Over 2014 and 2015, some regional startups emerged on the scene to make the process of hailing an auto rickshaw easier. While some of them can be dismissed simply because of the late entry with a already existing model, it can’t be denied that a major chunk of that market was eaten up by cab fares driven dangerously close to auto fares due to the race for users by Ola and Uber. Jugnoo emerged to be a strong player in that segment by branching out into other domains but it faced the heat too, albeit while changing course to move towards positive side.

Accomodation space also developed some cracks under the pressure from leading OTAs and hotel aggregators. While Airbnb has been in India for a while and Stayzilla tried to build the supply, alternative accommodation in India is still largely about extra homes and hilltop cottages rather than homestays. The key drivers for alternative accommodation have been lower price and unique experience but part of the challenge became reaching large pool of those early adopters owing to the lack of enough incentive for them with hotel prices having significant price advantage.
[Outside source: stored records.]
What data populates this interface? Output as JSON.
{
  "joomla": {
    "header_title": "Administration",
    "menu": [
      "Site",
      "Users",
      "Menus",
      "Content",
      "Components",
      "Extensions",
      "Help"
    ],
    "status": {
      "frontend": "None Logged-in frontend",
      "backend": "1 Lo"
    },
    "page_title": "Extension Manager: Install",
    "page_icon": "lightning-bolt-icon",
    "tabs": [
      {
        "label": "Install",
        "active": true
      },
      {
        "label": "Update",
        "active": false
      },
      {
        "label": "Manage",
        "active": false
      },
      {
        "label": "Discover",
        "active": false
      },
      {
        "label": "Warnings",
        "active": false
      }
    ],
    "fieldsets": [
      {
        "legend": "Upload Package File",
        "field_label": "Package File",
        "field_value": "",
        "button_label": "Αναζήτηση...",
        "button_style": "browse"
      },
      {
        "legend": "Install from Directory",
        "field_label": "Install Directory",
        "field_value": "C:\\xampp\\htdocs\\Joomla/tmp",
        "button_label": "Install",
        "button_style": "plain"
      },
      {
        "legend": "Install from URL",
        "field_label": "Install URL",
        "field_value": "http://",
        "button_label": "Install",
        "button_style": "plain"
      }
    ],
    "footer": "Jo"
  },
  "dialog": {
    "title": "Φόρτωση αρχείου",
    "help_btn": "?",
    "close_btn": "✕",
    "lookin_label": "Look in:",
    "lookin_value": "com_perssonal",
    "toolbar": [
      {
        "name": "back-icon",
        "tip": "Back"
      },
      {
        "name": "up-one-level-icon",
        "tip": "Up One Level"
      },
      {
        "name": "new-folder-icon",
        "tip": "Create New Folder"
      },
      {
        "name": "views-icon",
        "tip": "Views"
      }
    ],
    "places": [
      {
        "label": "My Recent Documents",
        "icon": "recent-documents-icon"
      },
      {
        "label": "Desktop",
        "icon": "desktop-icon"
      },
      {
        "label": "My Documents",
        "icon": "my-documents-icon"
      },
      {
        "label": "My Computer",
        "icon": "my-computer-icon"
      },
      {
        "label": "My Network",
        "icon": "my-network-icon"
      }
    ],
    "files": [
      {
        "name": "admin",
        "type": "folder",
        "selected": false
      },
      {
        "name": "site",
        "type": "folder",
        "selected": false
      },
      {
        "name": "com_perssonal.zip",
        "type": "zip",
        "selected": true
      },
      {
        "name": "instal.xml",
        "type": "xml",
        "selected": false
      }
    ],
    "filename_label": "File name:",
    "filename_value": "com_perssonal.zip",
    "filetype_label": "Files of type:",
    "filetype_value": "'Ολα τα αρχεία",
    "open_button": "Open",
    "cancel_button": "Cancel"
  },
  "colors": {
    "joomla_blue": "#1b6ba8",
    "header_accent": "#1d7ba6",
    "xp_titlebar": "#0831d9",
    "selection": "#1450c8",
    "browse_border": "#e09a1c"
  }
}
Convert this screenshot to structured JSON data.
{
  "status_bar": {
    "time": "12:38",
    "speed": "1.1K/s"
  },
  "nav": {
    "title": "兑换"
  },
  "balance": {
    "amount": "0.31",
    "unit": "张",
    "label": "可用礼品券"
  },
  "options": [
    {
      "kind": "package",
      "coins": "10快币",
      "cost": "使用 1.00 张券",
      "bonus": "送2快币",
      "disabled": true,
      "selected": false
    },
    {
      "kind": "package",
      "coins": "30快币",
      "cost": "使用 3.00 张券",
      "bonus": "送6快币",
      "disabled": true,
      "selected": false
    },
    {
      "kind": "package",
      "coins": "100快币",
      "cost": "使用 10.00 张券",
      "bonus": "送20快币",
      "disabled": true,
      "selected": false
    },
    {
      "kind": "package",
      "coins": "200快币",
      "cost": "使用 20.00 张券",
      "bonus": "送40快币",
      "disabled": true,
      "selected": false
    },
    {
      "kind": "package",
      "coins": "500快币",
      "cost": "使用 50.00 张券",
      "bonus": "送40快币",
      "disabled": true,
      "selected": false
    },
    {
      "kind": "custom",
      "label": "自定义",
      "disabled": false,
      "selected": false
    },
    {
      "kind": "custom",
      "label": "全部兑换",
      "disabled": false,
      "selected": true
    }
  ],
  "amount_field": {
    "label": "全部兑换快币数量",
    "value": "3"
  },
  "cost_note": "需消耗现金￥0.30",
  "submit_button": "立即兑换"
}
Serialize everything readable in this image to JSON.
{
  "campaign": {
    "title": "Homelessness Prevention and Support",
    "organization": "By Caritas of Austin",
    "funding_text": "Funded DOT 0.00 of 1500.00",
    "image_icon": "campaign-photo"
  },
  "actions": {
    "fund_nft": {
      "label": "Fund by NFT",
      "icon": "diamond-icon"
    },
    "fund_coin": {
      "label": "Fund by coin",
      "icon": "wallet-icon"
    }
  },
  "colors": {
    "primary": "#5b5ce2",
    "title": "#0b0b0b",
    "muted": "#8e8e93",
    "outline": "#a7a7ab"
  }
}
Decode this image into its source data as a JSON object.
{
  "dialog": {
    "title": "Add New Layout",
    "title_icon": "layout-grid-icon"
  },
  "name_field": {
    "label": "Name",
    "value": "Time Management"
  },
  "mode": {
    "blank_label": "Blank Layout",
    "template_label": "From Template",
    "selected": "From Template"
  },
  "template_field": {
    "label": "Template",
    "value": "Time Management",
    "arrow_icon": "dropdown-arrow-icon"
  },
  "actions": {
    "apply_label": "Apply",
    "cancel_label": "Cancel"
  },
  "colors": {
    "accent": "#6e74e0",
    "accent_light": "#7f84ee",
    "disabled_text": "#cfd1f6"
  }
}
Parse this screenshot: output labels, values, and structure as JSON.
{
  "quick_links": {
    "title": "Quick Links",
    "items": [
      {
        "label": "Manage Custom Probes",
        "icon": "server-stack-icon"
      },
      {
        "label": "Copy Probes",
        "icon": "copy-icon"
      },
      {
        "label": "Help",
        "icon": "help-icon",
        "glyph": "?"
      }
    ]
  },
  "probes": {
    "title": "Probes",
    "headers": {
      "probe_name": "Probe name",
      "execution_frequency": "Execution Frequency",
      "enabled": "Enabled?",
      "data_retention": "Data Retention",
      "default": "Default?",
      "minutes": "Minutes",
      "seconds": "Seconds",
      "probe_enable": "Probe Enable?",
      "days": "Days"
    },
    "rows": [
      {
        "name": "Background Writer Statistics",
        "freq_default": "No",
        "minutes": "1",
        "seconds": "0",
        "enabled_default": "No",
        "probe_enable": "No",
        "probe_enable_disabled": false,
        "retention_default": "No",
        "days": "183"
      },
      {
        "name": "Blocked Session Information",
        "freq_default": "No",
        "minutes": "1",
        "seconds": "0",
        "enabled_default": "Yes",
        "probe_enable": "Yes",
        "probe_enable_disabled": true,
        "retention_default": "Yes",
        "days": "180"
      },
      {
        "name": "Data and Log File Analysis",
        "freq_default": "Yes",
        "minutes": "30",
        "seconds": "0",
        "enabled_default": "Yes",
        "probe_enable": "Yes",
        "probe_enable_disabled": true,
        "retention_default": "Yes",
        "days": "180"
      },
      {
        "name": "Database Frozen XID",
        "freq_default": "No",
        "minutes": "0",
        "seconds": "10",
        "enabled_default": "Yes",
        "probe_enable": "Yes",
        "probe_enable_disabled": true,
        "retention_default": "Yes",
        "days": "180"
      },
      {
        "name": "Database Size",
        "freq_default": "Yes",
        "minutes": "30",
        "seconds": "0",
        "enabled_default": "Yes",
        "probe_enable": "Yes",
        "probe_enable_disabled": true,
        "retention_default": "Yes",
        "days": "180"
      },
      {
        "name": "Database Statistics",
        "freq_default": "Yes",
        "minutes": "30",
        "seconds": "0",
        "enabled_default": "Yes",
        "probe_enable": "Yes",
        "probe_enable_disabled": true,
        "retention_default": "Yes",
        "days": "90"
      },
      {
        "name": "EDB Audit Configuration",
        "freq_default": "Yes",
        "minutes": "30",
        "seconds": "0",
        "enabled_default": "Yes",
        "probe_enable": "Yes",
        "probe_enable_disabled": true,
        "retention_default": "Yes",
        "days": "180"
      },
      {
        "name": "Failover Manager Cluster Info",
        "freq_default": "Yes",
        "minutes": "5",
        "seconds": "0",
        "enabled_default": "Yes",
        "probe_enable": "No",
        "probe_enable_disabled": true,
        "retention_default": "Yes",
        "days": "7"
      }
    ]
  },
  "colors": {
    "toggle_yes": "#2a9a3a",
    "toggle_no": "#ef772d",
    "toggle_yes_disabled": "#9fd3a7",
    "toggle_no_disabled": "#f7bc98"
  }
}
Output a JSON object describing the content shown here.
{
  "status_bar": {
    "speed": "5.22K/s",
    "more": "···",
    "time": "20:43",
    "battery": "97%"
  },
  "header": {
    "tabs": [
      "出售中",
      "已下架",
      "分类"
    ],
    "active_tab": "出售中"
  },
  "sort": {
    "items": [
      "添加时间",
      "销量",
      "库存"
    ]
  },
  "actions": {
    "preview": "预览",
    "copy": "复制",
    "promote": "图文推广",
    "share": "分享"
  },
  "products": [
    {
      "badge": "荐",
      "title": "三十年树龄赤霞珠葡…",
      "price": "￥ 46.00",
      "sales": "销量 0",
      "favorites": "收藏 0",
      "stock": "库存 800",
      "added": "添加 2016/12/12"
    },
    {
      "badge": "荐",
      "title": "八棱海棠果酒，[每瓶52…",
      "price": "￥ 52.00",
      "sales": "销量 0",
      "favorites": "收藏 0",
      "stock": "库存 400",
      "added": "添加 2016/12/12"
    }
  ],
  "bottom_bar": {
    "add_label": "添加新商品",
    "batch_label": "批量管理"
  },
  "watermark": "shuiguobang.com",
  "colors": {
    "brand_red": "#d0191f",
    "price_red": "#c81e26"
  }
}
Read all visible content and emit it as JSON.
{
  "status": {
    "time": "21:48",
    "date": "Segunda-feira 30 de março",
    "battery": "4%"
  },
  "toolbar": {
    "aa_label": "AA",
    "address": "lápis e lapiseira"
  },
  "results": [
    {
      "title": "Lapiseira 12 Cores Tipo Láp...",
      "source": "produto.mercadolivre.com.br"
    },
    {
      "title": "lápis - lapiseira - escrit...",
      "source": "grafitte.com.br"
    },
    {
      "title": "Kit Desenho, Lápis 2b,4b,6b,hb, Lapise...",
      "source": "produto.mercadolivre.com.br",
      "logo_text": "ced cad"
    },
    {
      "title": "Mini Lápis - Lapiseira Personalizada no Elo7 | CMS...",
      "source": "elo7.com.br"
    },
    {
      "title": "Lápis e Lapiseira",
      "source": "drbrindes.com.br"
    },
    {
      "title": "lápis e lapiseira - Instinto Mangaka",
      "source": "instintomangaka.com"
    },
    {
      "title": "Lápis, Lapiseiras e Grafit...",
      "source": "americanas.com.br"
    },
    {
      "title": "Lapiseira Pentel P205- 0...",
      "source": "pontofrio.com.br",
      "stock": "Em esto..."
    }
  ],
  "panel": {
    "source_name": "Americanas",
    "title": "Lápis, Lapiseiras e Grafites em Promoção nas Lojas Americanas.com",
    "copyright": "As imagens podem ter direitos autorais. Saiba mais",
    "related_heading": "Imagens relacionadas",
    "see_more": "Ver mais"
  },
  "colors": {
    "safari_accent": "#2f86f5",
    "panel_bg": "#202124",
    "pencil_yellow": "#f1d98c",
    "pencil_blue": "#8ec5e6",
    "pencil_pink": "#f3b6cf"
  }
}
There are startups trying to experiment with different models and offering transit accommodation however, the race at top end means that the pool of potential customers is small owing to the low hotel prices. The question of whether the business models will work effectively in the market over time gets pushed away to make room for the question of how they plan to deal with the price war.

Of course this isn’t limited to travel but with no tangible product to sell and very little differentiating one product from other for the customers, travel appears to be the worst hit. Competition is healthy, competition that starves new ideas isn’t.